调任工部侍郎。当时权臣正酝酿开拓边疆。伯成说:“天下之势,就好像乘船,(本朝) 中兴近八十年,从外面看来,船好像还坚固紧密,岁月久了以后,缝隙和漏洞渐渐多了, 即使只求得短时间的安全,还要担心倾覆颓败,竟然想侥幸图谋古人都难以做到的事,我 是没有听说过这样的事。”被提升为右司郎官,有私下去拜见他的权臣和受皇帝宠幸的官 员,他都严厉地拒绝他们。离京担任湖、广总领。朝廷官员议论准备接收叛逃来投降的金人,伯成说不应该轻易背弃约定,请求告诫将帅不要生事。 嘉定元年,被朝廷征召应对,当面对皇帝说:“以前在与金人交战上犯了错误,现在在议和上又出现了过失。金国的使者虽然回去了,但提的要求还很多。陛下没有使自己获利,全部依从对方。假如和议成功,还可以舒缓一时的危急;如果和议不成就是掏空国库来资助敌人,驱赶投降依附的入阻绝了后来的人,这不是好的对策。现在的策略虽然是以和为主,应该抓紧时间做好交战和防守的准备。”
任镇江知府。保全救活性命的饥民,埋葬饿死在野外的人,无法计算。制置司打算把 焦山防江军调往圈山石牌,伯成说:“使这里空虚去充实那里,利害相等。包港处于焦、圈之间,不如两地的军队交替防守那里。”圃山寨兵,平素和海盗有勾连,伯成查访获知他们的姓名,会同郡都试把他们逮捕并审问,没有一个逃跑的。案件全部审理清楚,傅伯成请求朝廷宽免他们的死罪,施黥刑后发配到军队中。

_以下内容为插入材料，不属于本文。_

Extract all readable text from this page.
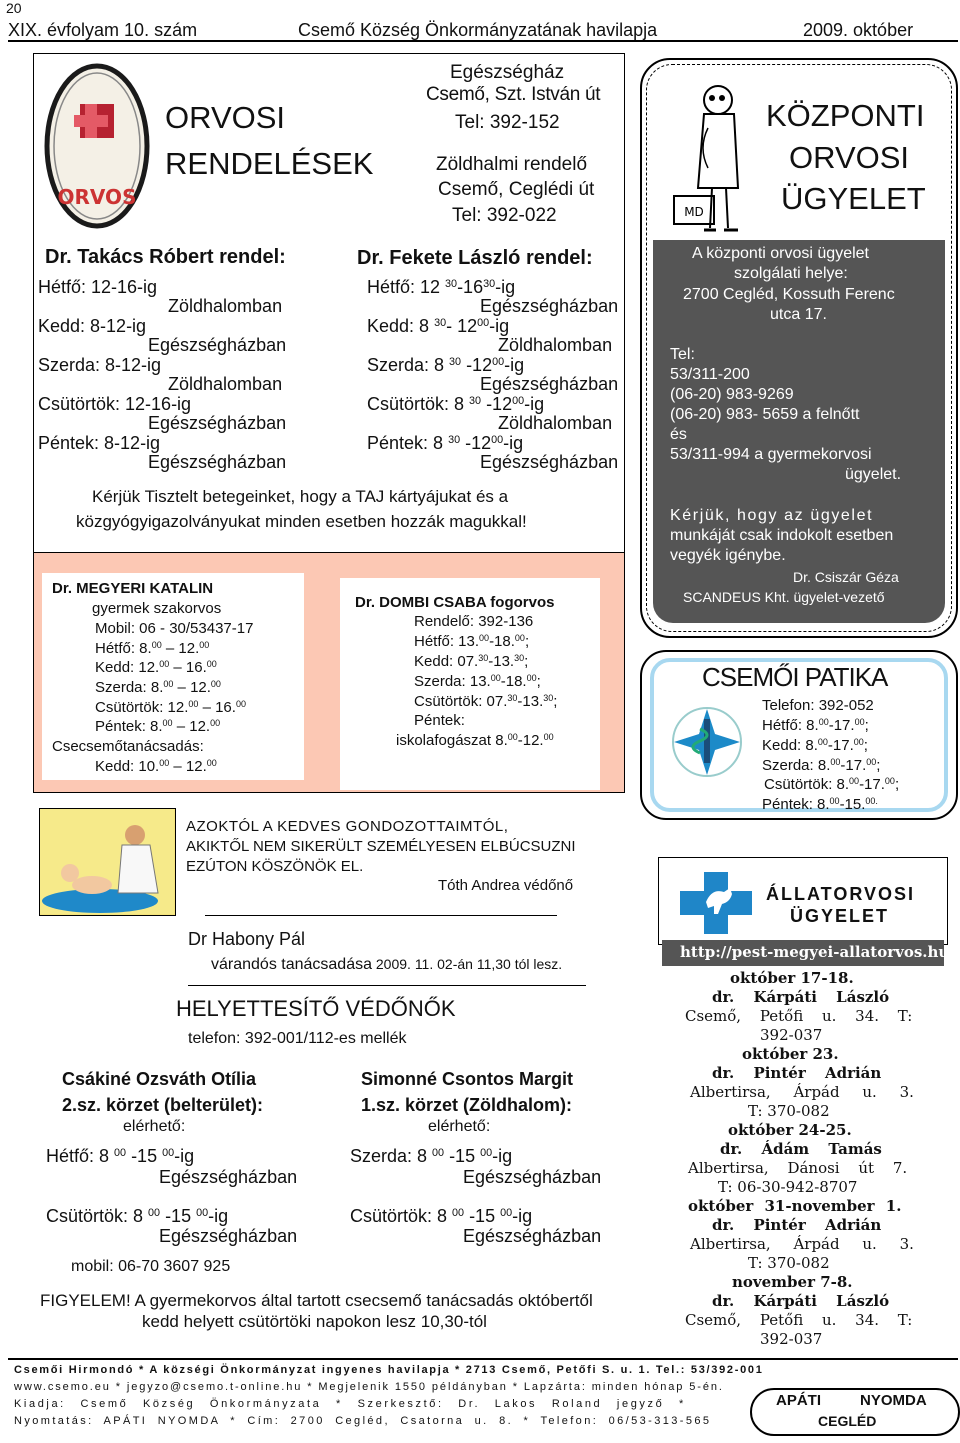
20
XIX. évfolyam 10. szám	Csemő Község Önkormányzatának havilapja	2009. október
ORVOS
ORVOSI
RENDELÉSEK
Egészségház
Csemő, Szt. István út
Tel: 392-152
Zöldhalmi rendelő
Csemő, Ceglédi út
Tel: 392-022
Dr. Takács Róbert rendel:
Hétfő: 12-16-ig
Zöldhalomban
Kedd: 8-12-ig
Egészségházban
Szerda: 8-12-ig
Zöldhalomban
Csütörtök: 12-16-ig
Egészségházban
Péntek: 8-12-ig
Egészségházban
Dr. Fekete László rendel:
Hétfő: 12 $^{30}-16^{30}-ig$
Egészségházban
Kedd: 8 $^{30}$- $12^{00}-ig$
Zöldhalomban
Szerda: 8 $^{30}$ $-12^{00}-ig$
Egészségházban
Csütörtök: 8 $^{30}$ $-12^{00}-ig$
Zöldhalomban
Péntek: 8 $^{30}$ $-12^{00}-ig$
Egészségházban
Kérjük Tisztelt betegeinket, hogy a TAJ kártyájukat és a
közgyógyigazolványukat minden esetben hozzák magukkal!
Dr. MEGYERI KATALIN
gyermek szakorvos
Mobil: 06 - 30/53437-17
Hétfő: 8.00 – 12.00
Kedd: 12.00 – 16.00
Szerda: 8.00 – 12.00
Csütörtök: 12.00 – 16.00
Péntek: 8.00 – 12.00
Csecsemőtanácsadás:
Kedd: 10.00 – 12.00
Dr. DOMBI CSABA fogorvos
Rendelő: 392-136
Hétfő: 13.00-18.00;
Kedd: 07.30-13.30;
Szerda: 13.00-18.00;
Csütörtök: 07.30-13.30;
Péntek:
iskolafogászat 8.00-12.00
MD
KÖZPONTI
ORVOSI
ÜGYELET
A központi orvosi ügyelet
szolgálati helye:
2700 Cegléd, Kossuth Ferenc
utca 17.
Tel:
53/311-200
(06-20) 983-9269
(06-20) 983- 5659 a felnőtt
és
53/311-994 a gyermekorvosi
ügyelet.
Kérjük, hogy az ügyelet
munkáját csak indokolt esetben
vegyék igénybe.
Dr. Csiszár Géza
SCANDEUS Kht. ügyelet-vezető
CSEMŐI PATIKA
Telefon: 392-052
Hétfő: 8.00-17.00;
Kedd: 8.00-17.00;
Szerda: 8.00-17.00;
Csütörtök: 8.00-17.00;
Péntek: 8.00-15.$^{00.}$
AZOKTÓL A KEDVES GONDOZOTTAIMTÓL,
AKIKTŐL NEM SIKERÜLT SZEMÉLYESEN ELBÚCSUZNI
EZÚTON KÖSZÖNÖK EL.
Tóth Andrea védőnő
Dr Habony Pál
várandós tanácsadása 2009. 11. 02-án 11,30 tól lesz.
HELYETTESÍTŐ VÉDŐNŐK
telefon: 392-001/112-es mellék
Csákiné Ozsváth Otília
2.sz. körzet (belterület):
elérhető:
Hétfő: 8 $^{00}$ -15 $^{00}$-ig
Egészségházban
Csütörtök: 8 $^{00}$ -15 $^{00}$-ig
Egészségházban
mobil: 06-70 3607 925
Simonné Csontos Margit
1.sz. körzet (Zöldhalom):
elérhető:
Szerda: 8 $^{00}$ -15 $^{00}$-ig
Egészségházban
Csütörtök: 8 $^{00}$ -15 $^{00}$-ig
Egészségházban
FIGYELEM! A gyermekorvos által tartott csecsemő tanácsadás októbertől
kedd helyett csütörtöki napokon lesz 10,30-tól
ÁLLATORVOSI
ÜGYELET
http://pest-megyei-allatorvos.hu
október 17-18.
dr. Kárpáti László
Csemő, Petőfi u. 34. T:
392-037
október 23.
dr. Pintér Adrián
Albertirsa, Árpád u. 3.
T: 370-082
október 24-25.
dr. Ádám Tamás
Albertirsa, Dánosi út 7.
T: 06-30-942-8707
október 31-november 1.
dr. Pintér Adrián
Albertirsa, Árpád u. 3.
T: 370-082
november 7-8.
dr. Kárpáti László
Csemő, Petőfi u. 34. T:
392-037
Csemői Hirmondó * A községi Önkormányzat ingyenes havilapja * 2713 Csemő, Petőfi S. u. 1. Tel.: 53/392-001
www.csemo.eu * jegyzo@csemo.t-online.hu * Megjelenik 1550 példányban * Lapzárta: minden hónap 5-én.
Kiadja: Csemő Község Önkormányzata * Szerkesztő: Dr. Lakos Roland jegyző *
Nyomtatás: APÁTI NYOMDA * Cím: 2700 Cegléd, Csatorna u. 8. * Telefon: 06/53-313-565
APÁTI	NYOMDA
CEGLÉD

宝庆元年,加封为宝文阁学士。虽然极力以年老有病来推辞,但爱君忧国的念头一点也没有减弱。听说大理评事胡梦昱因议论时事遭贬,皱着眉头对亲近的人说:“以前吕祖俭遭贬谪,我是小臣,还曾犯上直言。如今蒙受朝廷的恩典,我虽然才不胜任但据此职位,如果不说一句话,那还有谁应当来说呢。”于是上疏抗言。
伯成纯朴敦实不胡乱说话,洞明世事的表象和内里,每当称赞他人的长处,超过称赞自己的孩子,谈到奸人误国,坏人残害正直之人,声色俱厉,毫不掩饰。